Q: What happened to the baseball player who was late for dinner?
A: His wife threw him out at home.
Q: What happened to the baseball player who was late for dinner?
A: His wife threw him out at home.
CANNIBAL SON: “Can I eat the batter, mom?”
CANNIBAL MOM: “Yes, but only if he strikes out.”
CANNIBAL FATHER: “Well, how did your team do today?”
CANNIBAL SON: “We creamed them.”
CANNIBAL FATHER: “In the finals?”
CANNIBAL SON: “No, in the main course.”
Q: What’s blue and cuddly, and you can play baseball on it?
A: Astro-Smurf
Q: What kind of dancing do crash dummies enjoy?
A: Brake dancing.
LARRY: “Can you spot me on the parallel bars?”
BARRY: “Sure, you’re right there.”
Q: When did the bratty gymnast win the competition?
A: When she finally got off her high horse.
A chameleon walked into a travel office.
“Where would you like to go?” asked the travel agent.
“No place in particular,” said the chameleon. “I’m just looking for a change.”

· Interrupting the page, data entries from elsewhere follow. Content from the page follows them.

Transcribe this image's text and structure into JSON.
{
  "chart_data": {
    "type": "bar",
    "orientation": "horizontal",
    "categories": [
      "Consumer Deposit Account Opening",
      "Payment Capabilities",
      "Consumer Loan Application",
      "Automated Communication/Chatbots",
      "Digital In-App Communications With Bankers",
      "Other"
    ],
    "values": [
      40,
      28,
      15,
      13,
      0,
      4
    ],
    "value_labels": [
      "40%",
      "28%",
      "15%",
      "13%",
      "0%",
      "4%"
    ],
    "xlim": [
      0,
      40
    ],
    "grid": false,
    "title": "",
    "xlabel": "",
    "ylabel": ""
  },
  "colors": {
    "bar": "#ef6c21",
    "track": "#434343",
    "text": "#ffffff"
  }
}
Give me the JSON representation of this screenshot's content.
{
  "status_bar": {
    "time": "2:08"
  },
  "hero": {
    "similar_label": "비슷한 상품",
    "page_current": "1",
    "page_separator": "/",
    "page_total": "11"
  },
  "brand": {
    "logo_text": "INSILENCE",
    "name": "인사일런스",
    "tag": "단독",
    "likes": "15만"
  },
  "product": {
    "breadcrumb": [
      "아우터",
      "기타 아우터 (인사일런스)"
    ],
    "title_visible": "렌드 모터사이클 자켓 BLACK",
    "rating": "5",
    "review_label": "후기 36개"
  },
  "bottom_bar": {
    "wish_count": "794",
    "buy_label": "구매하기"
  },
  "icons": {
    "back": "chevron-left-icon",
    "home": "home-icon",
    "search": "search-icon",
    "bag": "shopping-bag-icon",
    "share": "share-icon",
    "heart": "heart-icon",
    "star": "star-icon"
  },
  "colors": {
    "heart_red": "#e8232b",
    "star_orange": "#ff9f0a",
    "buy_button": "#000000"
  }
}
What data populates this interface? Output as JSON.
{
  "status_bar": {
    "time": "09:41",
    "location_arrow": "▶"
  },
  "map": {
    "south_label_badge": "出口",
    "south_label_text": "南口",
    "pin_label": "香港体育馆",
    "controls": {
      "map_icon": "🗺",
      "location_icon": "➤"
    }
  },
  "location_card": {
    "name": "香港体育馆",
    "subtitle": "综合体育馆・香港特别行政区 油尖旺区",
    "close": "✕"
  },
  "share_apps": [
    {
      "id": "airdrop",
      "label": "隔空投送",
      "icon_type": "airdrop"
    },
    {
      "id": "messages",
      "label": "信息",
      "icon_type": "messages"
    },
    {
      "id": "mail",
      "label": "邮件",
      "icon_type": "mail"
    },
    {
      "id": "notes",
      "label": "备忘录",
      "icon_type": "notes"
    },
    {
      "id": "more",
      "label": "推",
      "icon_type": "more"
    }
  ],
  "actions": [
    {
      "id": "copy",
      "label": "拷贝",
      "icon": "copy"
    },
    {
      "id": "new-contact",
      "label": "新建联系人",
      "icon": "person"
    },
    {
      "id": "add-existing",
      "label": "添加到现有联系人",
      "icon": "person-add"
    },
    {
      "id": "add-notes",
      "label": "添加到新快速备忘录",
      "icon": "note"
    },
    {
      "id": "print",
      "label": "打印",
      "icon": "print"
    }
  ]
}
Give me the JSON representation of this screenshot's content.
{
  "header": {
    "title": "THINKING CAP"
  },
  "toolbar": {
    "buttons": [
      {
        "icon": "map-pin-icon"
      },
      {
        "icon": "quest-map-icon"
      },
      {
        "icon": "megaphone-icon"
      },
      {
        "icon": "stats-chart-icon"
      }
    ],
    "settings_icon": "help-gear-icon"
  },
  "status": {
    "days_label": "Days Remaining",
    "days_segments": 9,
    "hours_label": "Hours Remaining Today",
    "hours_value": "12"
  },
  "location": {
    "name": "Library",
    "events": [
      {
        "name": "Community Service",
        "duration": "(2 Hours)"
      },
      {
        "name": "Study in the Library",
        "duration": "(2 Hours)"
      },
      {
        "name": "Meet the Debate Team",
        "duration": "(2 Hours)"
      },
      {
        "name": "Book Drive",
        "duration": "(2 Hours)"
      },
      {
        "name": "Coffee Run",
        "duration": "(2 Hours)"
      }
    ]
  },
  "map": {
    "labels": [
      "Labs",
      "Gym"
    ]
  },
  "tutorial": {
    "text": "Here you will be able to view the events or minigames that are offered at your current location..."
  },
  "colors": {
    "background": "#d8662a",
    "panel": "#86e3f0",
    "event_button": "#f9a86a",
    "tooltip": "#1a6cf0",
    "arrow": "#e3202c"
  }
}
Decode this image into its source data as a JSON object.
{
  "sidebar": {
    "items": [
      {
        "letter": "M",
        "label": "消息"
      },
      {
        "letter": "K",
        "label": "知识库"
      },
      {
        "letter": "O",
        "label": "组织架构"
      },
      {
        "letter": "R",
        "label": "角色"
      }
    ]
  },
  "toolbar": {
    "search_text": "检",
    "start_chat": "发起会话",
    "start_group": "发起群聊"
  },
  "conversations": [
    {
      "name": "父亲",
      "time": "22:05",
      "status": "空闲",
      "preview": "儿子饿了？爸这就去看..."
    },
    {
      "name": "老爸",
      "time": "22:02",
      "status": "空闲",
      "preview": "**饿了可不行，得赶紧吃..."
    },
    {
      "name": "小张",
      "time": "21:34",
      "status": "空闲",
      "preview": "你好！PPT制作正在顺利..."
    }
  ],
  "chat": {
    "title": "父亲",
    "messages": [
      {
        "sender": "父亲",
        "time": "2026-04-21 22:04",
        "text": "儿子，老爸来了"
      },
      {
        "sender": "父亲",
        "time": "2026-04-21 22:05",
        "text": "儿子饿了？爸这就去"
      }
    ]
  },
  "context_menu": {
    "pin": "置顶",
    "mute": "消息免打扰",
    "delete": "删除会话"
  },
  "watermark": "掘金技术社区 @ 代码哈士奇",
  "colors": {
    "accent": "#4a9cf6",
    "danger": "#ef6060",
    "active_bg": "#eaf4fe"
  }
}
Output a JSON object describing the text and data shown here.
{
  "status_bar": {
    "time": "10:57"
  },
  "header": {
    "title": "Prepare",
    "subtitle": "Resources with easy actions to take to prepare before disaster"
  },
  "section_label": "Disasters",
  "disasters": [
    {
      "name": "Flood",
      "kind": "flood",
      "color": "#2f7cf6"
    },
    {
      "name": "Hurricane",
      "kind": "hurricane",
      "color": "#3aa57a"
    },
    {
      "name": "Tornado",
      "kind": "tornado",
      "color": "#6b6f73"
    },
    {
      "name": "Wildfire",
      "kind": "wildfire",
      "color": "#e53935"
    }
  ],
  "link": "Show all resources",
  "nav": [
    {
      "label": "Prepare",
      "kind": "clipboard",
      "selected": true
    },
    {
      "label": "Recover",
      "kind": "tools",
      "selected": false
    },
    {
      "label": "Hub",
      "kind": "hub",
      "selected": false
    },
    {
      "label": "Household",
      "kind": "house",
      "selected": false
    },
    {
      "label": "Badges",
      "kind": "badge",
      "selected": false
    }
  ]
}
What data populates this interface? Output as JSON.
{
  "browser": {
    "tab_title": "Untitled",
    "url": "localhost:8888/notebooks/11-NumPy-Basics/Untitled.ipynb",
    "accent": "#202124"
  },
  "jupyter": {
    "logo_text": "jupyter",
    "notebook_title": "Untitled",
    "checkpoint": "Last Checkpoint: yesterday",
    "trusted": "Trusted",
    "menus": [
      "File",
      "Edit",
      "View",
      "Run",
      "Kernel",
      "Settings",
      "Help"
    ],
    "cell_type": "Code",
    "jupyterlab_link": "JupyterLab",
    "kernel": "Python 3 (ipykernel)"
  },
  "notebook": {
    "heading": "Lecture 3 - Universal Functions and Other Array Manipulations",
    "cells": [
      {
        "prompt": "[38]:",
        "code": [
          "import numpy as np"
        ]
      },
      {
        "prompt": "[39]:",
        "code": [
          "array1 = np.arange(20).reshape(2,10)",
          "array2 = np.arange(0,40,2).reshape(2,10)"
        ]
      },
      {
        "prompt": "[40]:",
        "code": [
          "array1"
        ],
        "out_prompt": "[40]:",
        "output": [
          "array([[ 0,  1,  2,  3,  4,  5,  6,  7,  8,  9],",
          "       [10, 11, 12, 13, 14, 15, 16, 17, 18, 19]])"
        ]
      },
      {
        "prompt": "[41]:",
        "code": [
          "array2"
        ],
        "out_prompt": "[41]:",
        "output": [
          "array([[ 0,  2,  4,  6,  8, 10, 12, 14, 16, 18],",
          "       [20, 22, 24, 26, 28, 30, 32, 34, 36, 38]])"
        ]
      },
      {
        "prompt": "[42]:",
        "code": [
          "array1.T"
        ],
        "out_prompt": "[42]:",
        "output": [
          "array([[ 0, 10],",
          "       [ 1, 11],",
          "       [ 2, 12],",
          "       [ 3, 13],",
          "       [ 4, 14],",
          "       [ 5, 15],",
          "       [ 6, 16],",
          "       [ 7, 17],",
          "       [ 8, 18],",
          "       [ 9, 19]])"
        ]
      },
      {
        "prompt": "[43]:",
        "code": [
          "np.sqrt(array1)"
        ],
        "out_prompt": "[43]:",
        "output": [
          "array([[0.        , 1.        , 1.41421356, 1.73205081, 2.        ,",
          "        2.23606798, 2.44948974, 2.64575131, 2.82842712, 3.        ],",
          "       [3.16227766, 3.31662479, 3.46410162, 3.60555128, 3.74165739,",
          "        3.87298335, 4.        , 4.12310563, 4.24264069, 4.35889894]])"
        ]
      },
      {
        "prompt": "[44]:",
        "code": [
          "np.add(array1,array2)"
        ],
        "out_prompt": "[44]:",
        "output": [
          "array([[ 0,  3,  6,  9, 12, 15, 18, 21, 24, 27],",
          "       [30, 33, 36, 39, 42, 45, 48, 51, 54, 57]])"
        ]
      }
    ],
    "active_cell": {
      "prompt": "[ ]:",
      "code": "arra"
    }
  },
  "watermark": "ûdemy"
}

Q: Where do astronauts go for refreshments when they’re on the Red Planet?
A: Mars bars.
Q: What do you call four stone presidents with a skin condition?
A: Mount Rashmore (Rushmore).
Q: What mountain range sings religious songs?
A: The Hymn-alayas.
Q: What would you get if you crossed a rock formation with a bison?
A: A bluff-alo.
Two Eskimos went fishing in their kayak.
After a while it got so cold they lit a fire under the boat. The boat soon went up in flames and sunk.
MORAL: You can’t have your kayak and heat it, too.
Q: How do Eskimos like to travel to Alaska?
A: On icicles built for two.
Q: Why does winter always seem like the longest season?
A: Because it comes in one year and out the other.